5 Nov 2015

Mark tells Lee: 'Go back to Korea'

6:11 pm on 5 November 2015

New Zealand First deputy leader Ron Mark is being accused of racism after telling a Korean-born MP to go back to Korea during a parliamentary debate.

NZ First MP, Ron Mark.

NZ First MP, Ron Mark. Photo: RNZ / Alexander Robertson

National's Melissa Lee was born in South Korea but left as a child and is a New Zealand citizen.

During debate on the Shop Trading Hours Amendment Bill on Tuesday night, Mr Mark said: "Melissa Lee told the House in her rather condescending manner, which she is becoming renowned for, that we need to grow up in New Zealand.

"Well I've got a short message: If you don't like New Zealand, go back to Korea."

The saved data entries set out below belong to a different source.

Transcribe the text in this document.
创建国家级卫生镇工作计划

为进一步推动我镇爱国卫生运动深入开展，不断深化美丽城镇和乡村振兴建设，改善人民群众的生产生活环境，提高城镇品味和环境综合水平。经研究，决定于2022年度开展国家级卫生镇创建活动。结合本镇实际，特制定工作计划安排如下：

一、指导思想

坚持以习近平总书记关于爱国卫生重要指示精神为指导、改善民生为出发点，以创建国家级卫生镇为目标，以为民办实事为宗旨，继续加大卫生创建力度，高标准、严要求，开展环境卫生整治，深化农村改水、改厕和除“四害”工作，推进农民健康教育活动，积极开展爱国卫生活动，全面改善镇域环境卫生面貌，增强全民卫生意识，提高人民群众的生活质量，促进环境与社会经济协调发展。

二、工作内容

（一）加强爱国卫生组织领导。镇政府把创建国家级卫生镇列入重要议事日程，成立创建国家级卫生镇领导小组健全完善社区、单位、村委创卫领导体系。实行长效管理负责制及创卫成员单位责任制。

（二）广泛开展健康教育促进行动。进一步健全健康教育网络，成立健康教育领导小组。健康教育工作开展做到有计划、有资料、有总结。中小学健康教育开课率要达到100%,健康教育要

ACT Party leader David Seymour said Mr Mark's comment was disgraceful.

"Normally we give Ron Mark a bit of a leash because he's not the brightest bulb on the tree, but this sort of racism is not acceptable.

"If singling somebody out for their ethnicity and imputing an opinion or a view on them for that reason is not racism, I don't know what is."

United Future leader Peter Dunne agreed.

"I think it was appalling. I don't think there is any place for that sort of racism under any circumstances and I just think it's disgusting."

However Mr Mark stood by his comment.

"Some people who come here might think we're a bit antiquated, a little bit silly, and maybe they do think we need to grow up but they've got two choices and they can move on."

He said Deputy Speaker Lindsay Tisch had said the comment was not racist, instead calling it "robust debate".

Asked by media whether the comment was racist Mr Mark said "no", and told reporters to grow up.

His colleague, Pita Paraone, appeared to be making the argument the comment was okay because it was made in Parliament but became less confident when asked whether he was saying racism was okay when it was in the House.

"I said he was just playing the part of what usually happens in the house, and I've heard more vitriolic comments made to other members in the house and no one has reacted the way you appear to be."

But another New Zealand First MP, Tracey Martin, was not impressed.

"It's not a statement I would have made - that's my comment on that."

At the beginning of Parliament's question time today, Mr Seymour asked Speaker David Carter to make Mr Mark apologise for his comment but Mr Carter ruled the moment had passed.

Ms Lee said she did not want to comment on the matter as she did not want to give it any air.